鏡の中に映っているのは、いつもとは少し違う自分。
肩下まで伸びた髪の毛は綺麗にブローされて、毛先はゆるくカールしている。
頭にはリボンのついたカチューシャ。
お化粧も少しだけしてもらって。
ほんのり紅いグロスが唇の上でつるりと光っている。
てろんとしたシャンパンゴールドのワンピースは高い位置で切り返していて、胸から下は黒色。
足元は足首にストラップのついたラウンドトウの黒いエナメルのパンプス。
初めて履く8cmのヒールは私を覚束なくさせる。
「いいんじゃない」
いつの間にか小奇麗になった母が、私を勇気づける。
決戦まで、あと30分。
慣れないヒールに四苦八苦しながら、私は待ち合わせ場所へ急いだ。
*
待ち合わせの10分も前だったけれど、そこにはぽつりともう人影があった。
遠目から見るその人物は、ひょろりとした長身を丸めて立っている。
声をかけて近寄ろうとするが、ジャケットにネクタイと、いつもとは違うその人の姿に私は思いがけずドキリとした。
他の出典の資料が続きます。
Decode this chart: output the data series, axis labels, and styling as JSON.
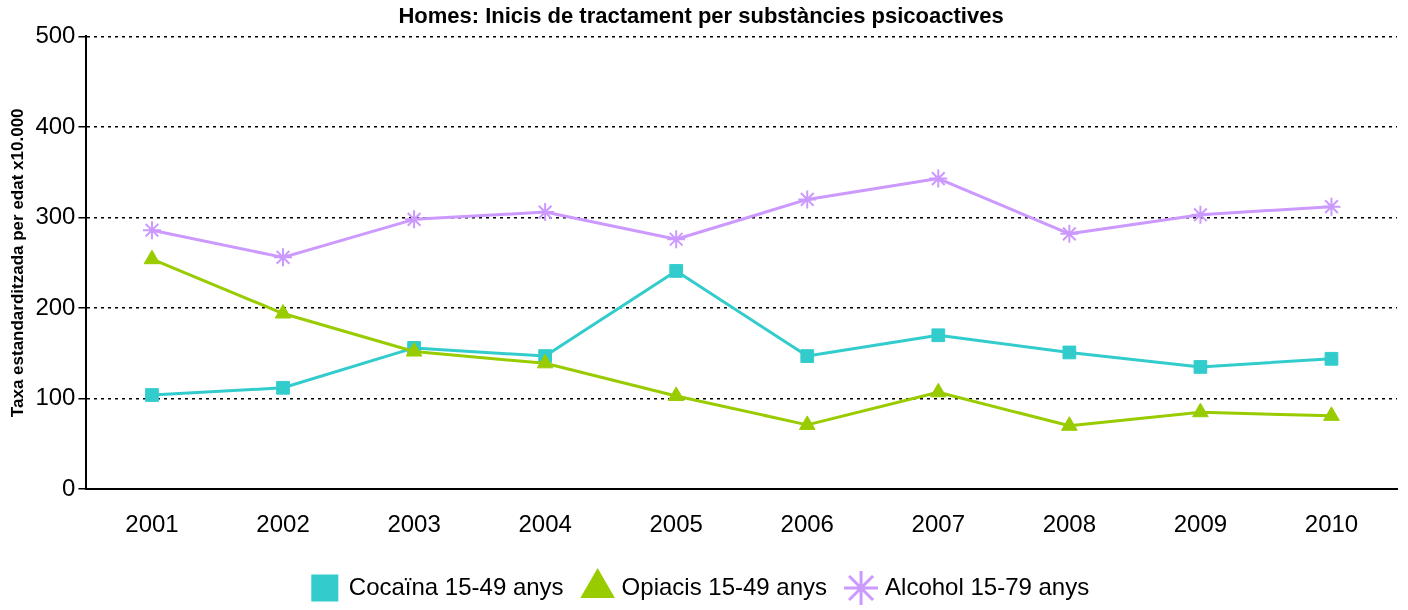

いつものラフな格好を見慣れているから、別人のようで。
…ああ、大人なんだな、と改めて思ったりする。
でも煙草の煙を目で追う、その少し寂しげな様子がいつもの雅成くんを感じさせて、やっとほっとする。
「雅成くん」
声音で誰か判ったのか、雅成くんも安堵した表情で振り返った。
…と私を一瞥して、目を見張る。
何だか照れくさくて、それを誤魔化すように、私は踊るようにくるりと回ってみせた。
「似合う?」
「…驚いた」
どこのお嬢さんかと思ったよ、と笑う。